The library was on the ground floor of the Institute, past what Linda Longstreet had called the Food Gallery. Quill went down the stairs and through the archway to this area and stopped in mild astonishment. The room was square and lined with glass display cases, much like the ones at the British Museum in London. The cases were filled with food art. One shelf was devoted to creations from spun sugar-cottages, flowers, even zoo animals. The case next to that was hung with brush paintings out of cocoa. Several large montages of seashells and driftwood were on the walls unoccupied by display cases. Quill put her hand out and touched one: spun sugar, dyed with food coloring and air-hardened. The work was clearly that of students. Quill viewed all this with bemusement. She had to bring Myles to see it. The displays were the sort of thing you had to see yourself. Like Snake World and Reptile Kingdom along the Florida Turnpike. She passed up and down in front of the exhibits for some time.

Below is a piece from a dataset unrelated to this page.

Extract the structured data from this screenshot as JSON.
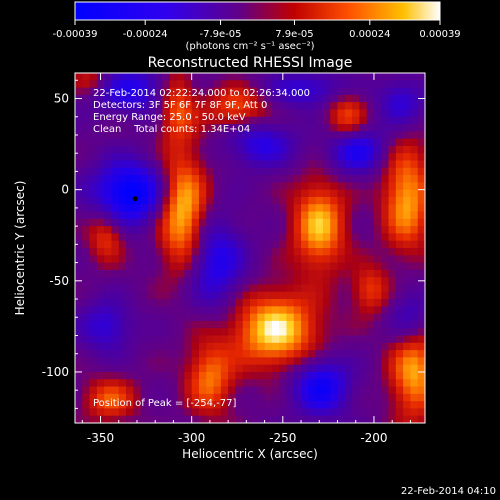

"See that," said a voice from behind the wall. "You can see that, can't you?" In a fit of manners, Quill was about to turn away when she heard, "Verger. You heard me. I think he's on to the whole thing. Why else would he have bought this place? He could have put up a chicken palace six times larger than this at half the cost."
Linda Longstreet. No longer in tears, but sounding very angry.
Quill flattened herself against the wall adjacent to the door to the administrative office. Linda's office was on the other side of the wall containing the sugared seashell exhibit. Quill peered around the archway to the corridor. Linda's office door was closed. From this position, Quill couldn't hear a thing. She walked softly back to the point where she'd first heard Linda's voice. By some trick of construction (or, Quill thought, misconstruction) her voice was clearer than ever. She was weeping. There was a soft murmur of a reply, then Linda sobbed, "I'd like to kill him. Just kill him! And you would, too, I know it!" The second voice again, in cadences of agreement. And behind Quill, in the hall leading to the stairs, the shuffling of feet. Meg's class must be out. Quill stepped back in apparent contemplation of a particularly vibrantly colored blue bird, then turned and smiled as the students from Meg's class in potted hare came flooding through the gallery on the way to Le Nozze. After the morning session, Meg was scheduled to create a working lunch for the students in the Le Nozze kitchens. They clattered through the hallway past Linda's door. Quill followed them; as she passed Linda's office the door opened, and Dr. Bob Bittern, head of Excelsior, came into the hall. He saw Quill, stopped, and folded his hands reprovingly. "Ms. Quilliam. May I speak to you a moment?"
Quill felt herself blush. He couldn't have known she was eavesdropping. He took her arm and drew her back through the gallery.